A major new exhibit about the historic crime and tragedy that was the Auschwitz concentration camp is coming to the Museum of Jewish Heritage this spring. Titled, “Auschwitz. Not long ago. Not far away,” the presentation will include artifacts such a freight rail car that was used to transport victims to the industrialized killing center in southern Poland.
With a May 8 opening timed to coincide with the 74th anniversary of Victory in Europe Day, which marked the end of the war against Nazi Germany (and came just 101 days after Auschwitz was liberated by advancing Allied troops), the exhibit will feature more than 700 original objects and 400 photographs.
This will include a heartbreaking array of many hundreds of personal items — such as suitcases, eyeglasses, and shoes — that belonged to prisoners of this, the largest of the several such facilities built by the Nazis, primarily to exploit slave labor and conduct mass murder. Also part of the collection are morbid curios, such as the desk from which Auschwitz commandant Auschwitz commandant Rudolf Höss presided over genocide, and gas masks worn by SS personnel as they dropped crystalized pellets of cyanide into the gas chambers.
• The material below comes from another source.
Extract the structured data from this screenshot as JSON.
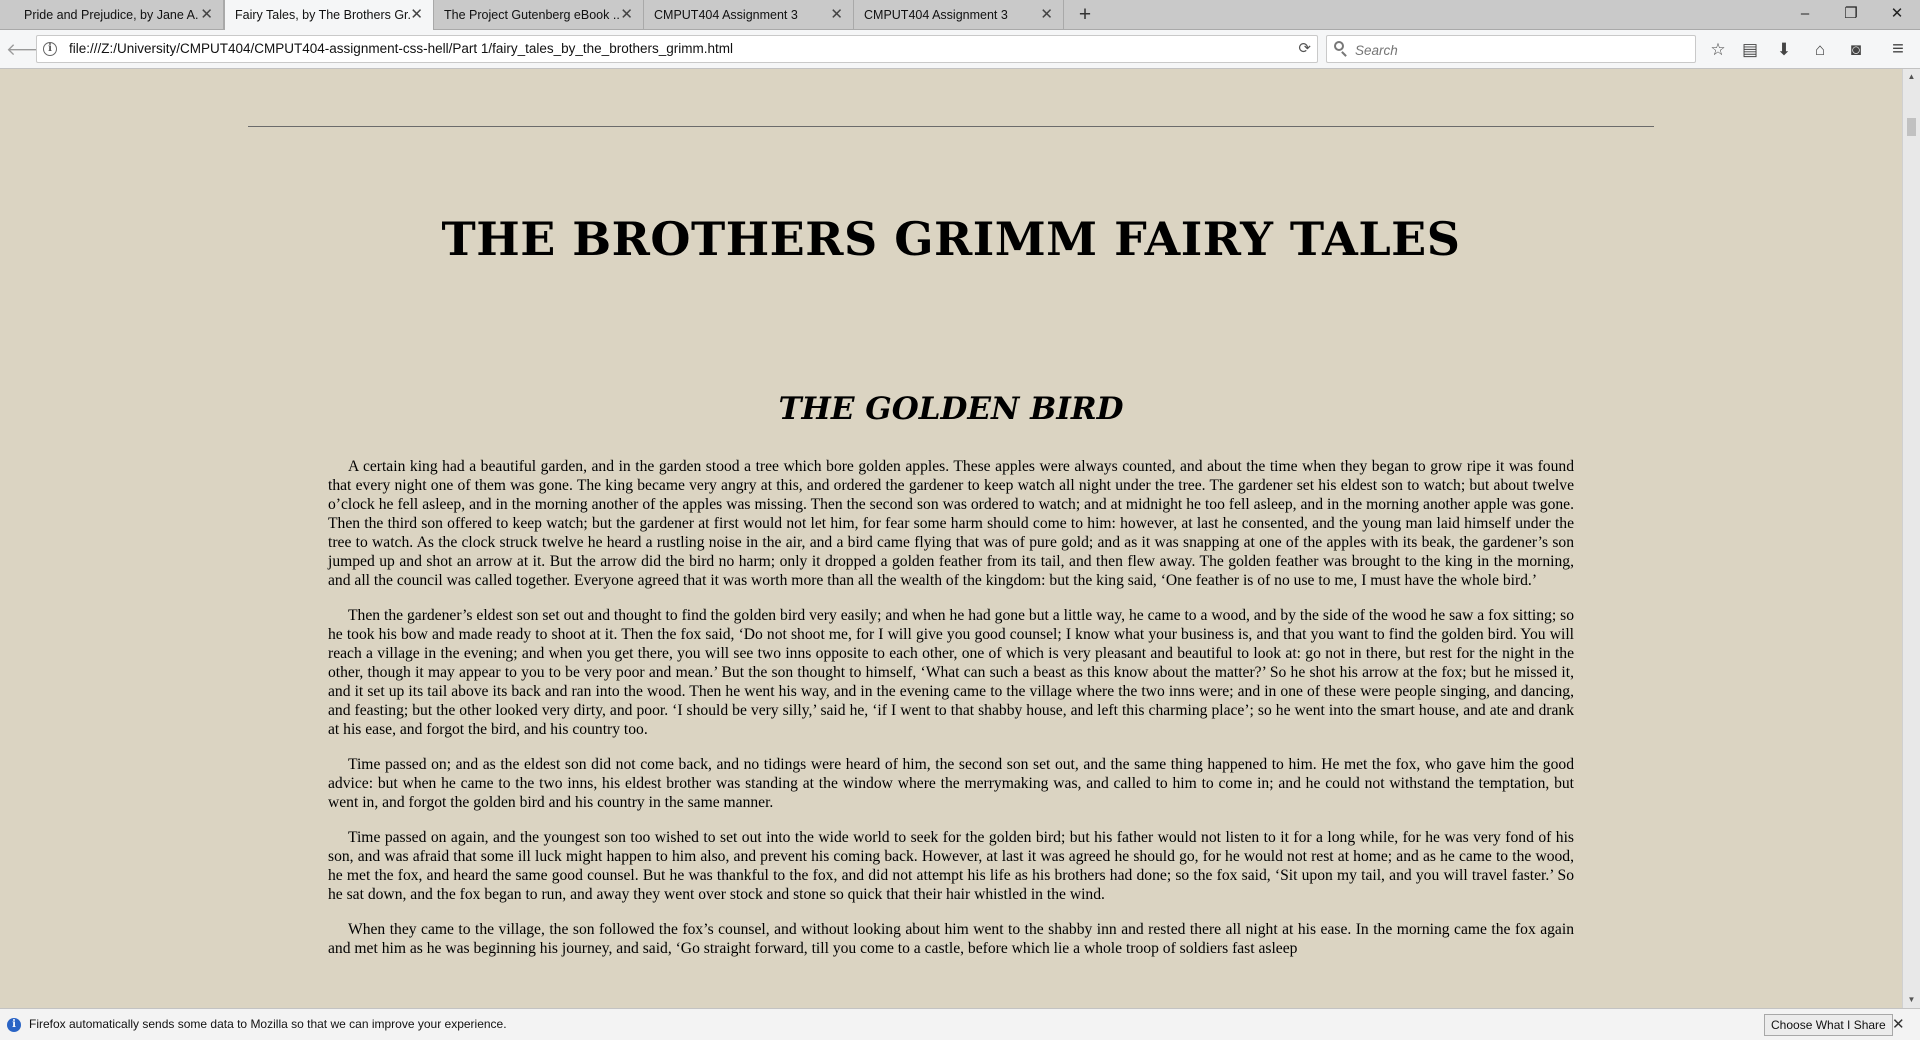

One of the most evocative and melancholy attestations to the mechanized sadism of the Holocaust will be the Model 2 “cattle car” that was used to transport victims to concentration camps. Logistics were a central priority for the army of bureaucrats who conspired to implement Adolf Hitler’s “Final Solution of the Jewish Question,” so much so that contemporary estimates for the total number of people killed in Third Reich concentration camps are still based, in large measure, on the meticulous shipping records maintained by German railroad administrators.
And the freight car itself is a sobering reminder of the inhumanity that was harnessed to the organizational imperatives of slaughter: By the depraved standards of the SS overseers who operated the continent-wide network of ghettos and killing centers, each windowless car had sufficient space for 50 people. In practice, more than 100 prisoners were often packed into each wagon with no food or water or sanitary facilities, which meant that everyone inside was forced to stand continually for the duration of a journey that took (on average) four days. By the time these “death trains” arrived at a facility like Auschwitz, it was typical for one-fifth of everybody onboard to have died already — with this total soaring past 80 percent for trips that sometimes took longer than a week.
The Model 2 freight car that will be on display at the Museum of Jewish Heritage is so bulky that it will be transported by barge along the Hudson River, then hoisted over the Esplanade and rolled to the front of the building.
“Auschwitz. Not long ago. Not far away,” is coming to New York after a critically acclaimed showing in Spain, at Madrid’s Arte Canal Exhibition Centre, where it drew more than 600,000 visitors, and was one of the most visited showings in Europe during 2018. But the version on display here will incorporate unique materials from the the Museum of Jewish Heritage’s own collection, which document the experience of Auschwitz survivors and liberators who came to live in the greater New York area. These include a sketchbook by artist Alfred Kantor, who secretly sketched more than 100 drawings and paintings depicting life within Auschwitz while he was imprisoned there, as well as the trumpet that musician Louis Bannet (acclaimed as “the Dutch Louis Armstrong”) credits for saving his life while he was an inmate.
“As the title of the exhibit suggests, Auschwitz is not ancient history but living memory, warning us to be vigilant, haunting us with the admonition ‘Never Again,'” reflects Bruce Ratner, chairman of the Museum’s board of trustees. “It is a prod to look around the world and mark the ongoing atrocities against vulnerable people. While we had all hoped after the Holocaust that the international community would come together to stop genocide, mass murder, and ethnic cleansing, these crimes continue. And there are more refugees today than at any time since the Second World War. So my hope for this exhibit is that it motivates all of us to make the connections between the world of the past and the world of the present, and to take a firm stand against hate, bigotry, ethnic violence, religious
intolerance, and nationalist brutality of all kinds.”
The coming of the “Auschwitz. Not long ago. Not far away” marks a continuing renaissance at the Museum of Jewish Heritage, which mostly recently drew critical acclaim (and capacity crowds) for hosting the Yiddish-language version of “Fiddler on the Roof,” and the exhibit, “Operation Finale: The Capture & Trial Of Adolf Eichmann,” which recalled the capture of trial of one of the leading perpetrators of the Holocaust.